Results SLE was listed as the primary cause of death in 50,249 individuals from 1968–2013 in the United States. While ASMR for non-SLE causes continuously declined throughout this period, the SLE ASMR showed periods of sustained increase from mid-1970s-1990s followed by a significant decline in 2000s. The higher SLE mortality in the general population was associated with female sex, Black race, and residence in the West or South. However, in the SLE subpopulation, males had a higher mortality. The national estimates for SLE prevalence per 100,000 were 221.17 in females, 20.08 (males), 170.5 (Blacks), 107.44 (Whites), 133.5 (Hispanics), 120.36 (non-Hispanics), and 106.36 (Midwest) to 138.35 (Northeast). Even after adjusting for the prevalence variability, the SLE mortality was higher in Blacks than Whites, and in people living in the South and the West than in the Midwest and the Northeast. Analysis of the trend in SLE case-fatality showed an overall decline in rates from 1999 through 2013. The average annual percent change in SLE case-fatality ranged from −2.5% per year to −3.1% per year in various subpopulations during 1999–2013. Blacks and Hispanics died from SLE at a younger age than Whites and non-Hispanics, respectively.

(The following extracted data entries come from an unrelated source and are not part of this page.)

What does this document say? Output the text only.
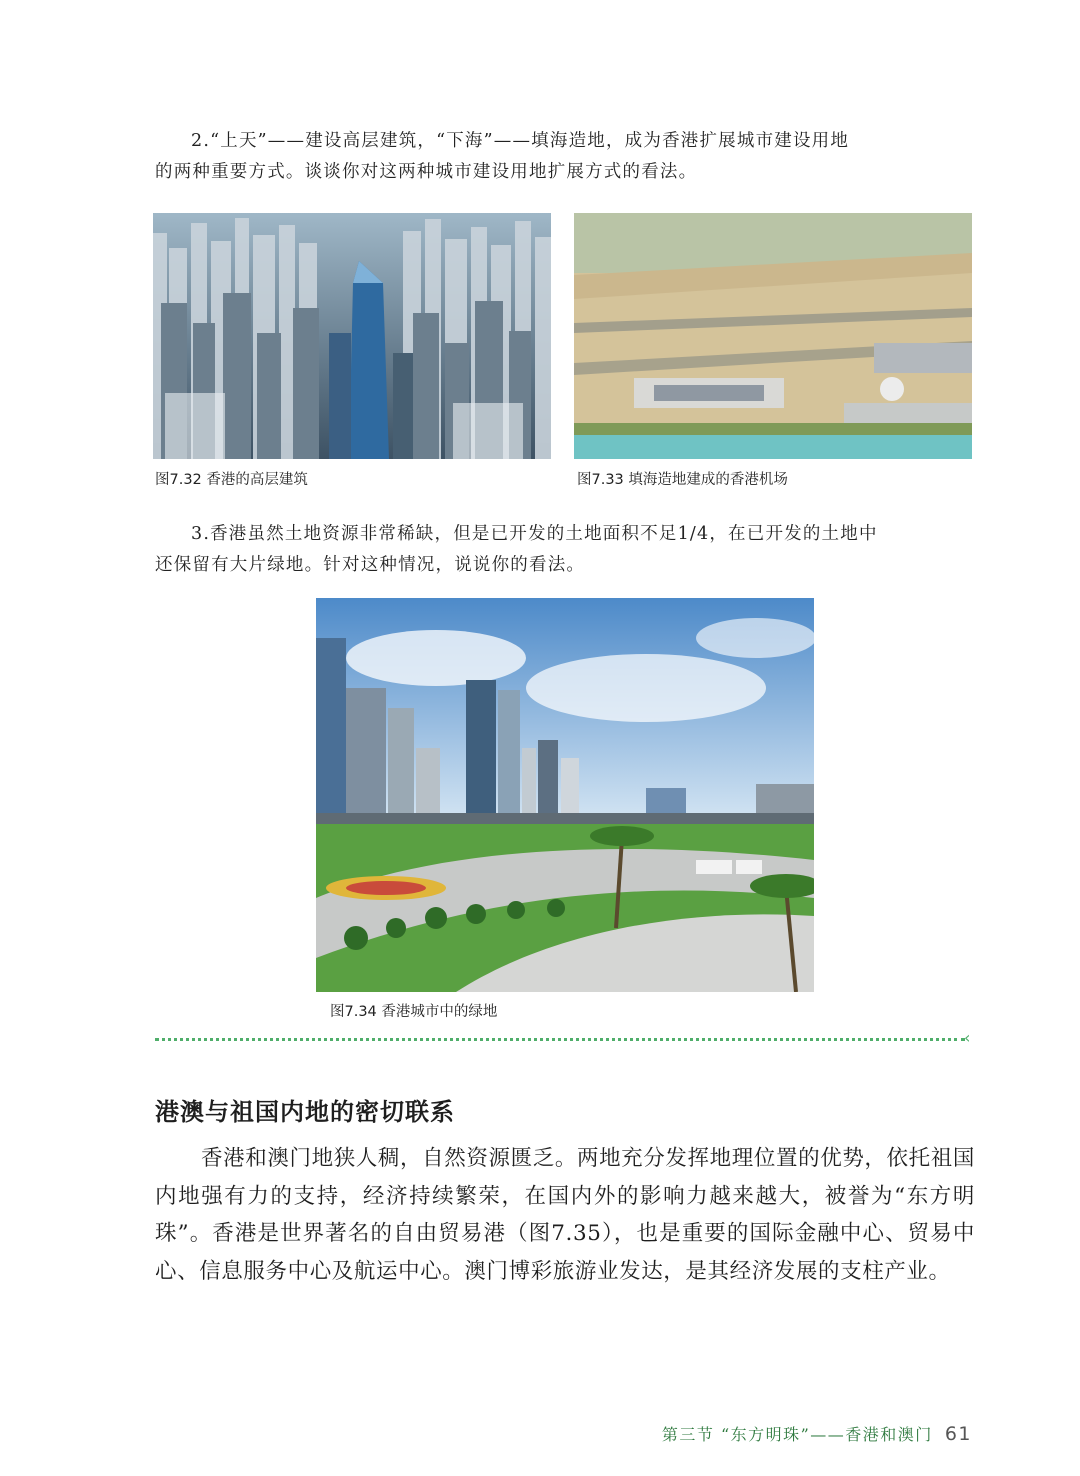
2.“上天”——建设高层建筑，“下海”——填海造地，成为香港扩展城市建设用地
的两种重要方式。谈谈你对这两种城市建设用地扩展方式的看法。
图7.32 香港的高层建筑	图7.33 填海造地建成的香港机场
3.香港虽然土地资源非常稀缺，但是已开发的土地面积不足1/4，在已开发的土地中
还保留有大片绿地。针对这种情况，说说你的看法。
图7.34 香港城市中的绿地
‹
港澳与祖国内地的密切联系
香港和澳门地狭人稠，自然资源匮乏。两地充分发挥地理位置的优势，依托祖国内地强有力的支持，经济持续繁荣，在国内外的影响力越来越大，被誉为“东方明珠”。香港是世界著名的自由贸易港（图7.35），也是重要的国际金融中心、贸易中心、信息服务中心及航运中心。澳门博彩旅游业发达，是其经济发展的支柱产业。
第三节 “东方明珠”——香港和澳门 61
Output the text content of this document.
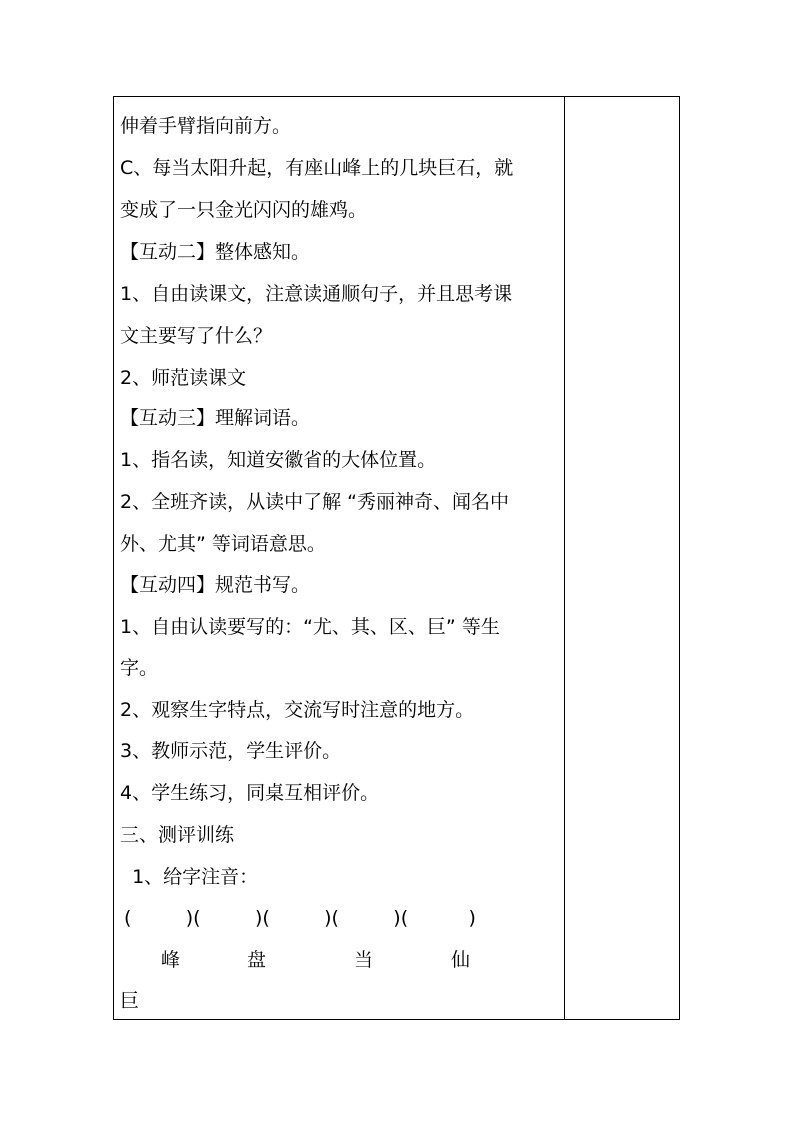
伸着手臂指向前方。
C、每当太阳升起，有座山峰上的几块巨石，就
变成了一只金光闪闪的雄鸡。
【互动二】整体感知。
1、自由读课文，注意读通顺句子，并且思考课
文主要写了什么？
2、师范读课文
【互动三】理解词语。
1、指名读，知道安徽省的大体位置。
2、全班齐读，从读中了解 “秀丽神奇、闻名中
外、尤其” 等词语意思。
【互动四】规范书写。
1、自由认读要写的：“尤、其、区、巨” 等生
字。
2、观察生字特点，交流写时注意的地方。
3、教师示范，学生评价。
4、学生练习，同桌互相评价。
三、测评训练
1、给字注音：
(         )(         )(         )(         )(          )
峰	盘	当	仙
巨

Conclusions Increased SLE mortality in mid-1970s-1990s may reflect increased diagnoses with the establishment of diagnostic criteria as well as corticosteroid overuse, while the subsequent decrease in 2000s may reflect the effect of new immunosuppressive therapies resulting in an overall decreasing trend in SLE mortality in a half-century. Despite this, gender, racial and ethnic disparities persist in SLE mortality.